Again, God said to Noah and his sons:
I am going to make a solemn promise to you and to everyone who will live after you. This includes the birds and the animals that came out of the boat. I promise every living creature that the earth and those living on it will never again be destroyed by a flood.
The rainbow that I have put in the sky will be my sign to you and to every living creature on earth. It will remind you that I will keep this promise forever. When I send clouds over the earth, and a rainbow appears in the sky, I will remember my promise to you and to all other living creatures. Never again will I let floodwaters destroy all life. When I see the rainbow in the sky, I will always remember the promise that I have made to every living creature.” (Genesis 9:8-16)

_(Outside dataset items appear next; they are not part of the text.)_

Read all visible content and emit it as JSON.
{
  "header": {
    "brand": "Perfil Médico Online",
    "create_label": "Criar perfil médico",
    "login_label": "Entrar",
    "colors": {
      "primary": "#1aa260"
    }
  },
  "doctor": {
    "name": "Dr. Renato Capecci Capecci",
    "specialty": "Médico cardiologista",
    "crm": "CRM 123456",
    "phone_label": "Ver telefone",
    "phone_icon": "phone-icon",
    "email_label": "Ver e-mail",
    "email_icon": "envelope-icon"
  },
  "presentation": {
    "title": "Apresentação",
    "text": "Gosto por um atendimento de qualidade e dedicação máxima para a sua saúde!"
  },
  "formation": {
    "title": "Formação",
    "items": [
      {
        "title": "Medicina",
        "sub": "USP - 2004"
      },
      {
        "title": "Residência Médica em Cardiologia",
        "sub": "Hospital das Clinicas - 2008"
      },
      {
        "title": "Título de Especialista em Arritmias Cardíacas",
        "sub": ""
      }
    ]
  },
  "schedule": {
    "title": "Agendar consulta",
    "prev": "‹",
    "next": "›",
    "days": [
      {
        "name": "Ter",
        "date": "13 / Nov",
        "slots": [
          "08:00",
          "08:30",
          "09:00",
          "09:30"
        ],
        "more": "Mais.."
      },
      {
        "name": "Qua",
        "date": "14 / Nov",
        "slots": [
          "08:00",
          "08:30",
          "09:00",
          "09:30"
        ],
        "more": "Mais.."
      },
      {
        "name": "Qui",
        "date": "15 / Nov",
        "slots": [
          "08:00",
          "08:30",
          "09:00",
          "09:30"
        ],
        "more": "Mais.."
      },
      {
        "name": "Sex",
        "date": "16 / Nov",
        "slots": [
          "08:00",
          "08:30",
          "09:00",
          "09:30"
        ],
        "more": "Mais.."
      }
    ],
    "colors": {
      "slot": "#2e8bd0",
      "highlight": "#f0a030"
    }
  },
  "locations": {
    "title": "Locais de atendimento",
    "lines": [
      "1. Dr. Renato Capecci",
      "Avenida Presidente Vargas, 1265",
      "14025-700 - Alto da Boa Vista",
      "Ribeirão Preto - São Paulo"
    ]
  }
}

The need for punishment is long past. On the surface, the story of the post-flood rainbow resembles stories like, “how did the bear lose its tail?” But the story of Noah and the ark was not devised simply to explain where rainbows come from. In fact, rainbows predated the flood, just as circumcision predated Abraham. God simply imbued both the rainbow, and later circumcision, with a new significance: they became signs, or symbols of a contract. They were the equivalent of what we would see later when the patriarchs such as Jacob would set up a stone or a pile of stones to serve as a kind of marker for an agreement, promise, or significant incident. The rainbow served as an everlasting reminder to the human race and to every other creature living on Earth, that God would never again allow all life to be destroyed by a great flood. It also served as a reminder to God. It was an everlasting promise, one that he would always keep and never break, despite the sad reality that human behavior had not changed at all. Soon Noah would be getting drunk. Since Noah, other bad behavior has followed: wars and rumors of wars, murder and violence of every kind.
The reasons for the flood have not gone away; but God will never again punish us like that. Perhaps, therefore, the flood and the rainbow stand as symbols of something else: that Jesus died once for our sins and he never has to do that again. Jesus suffered once for all the punishment we have ever, or will ever, deserve.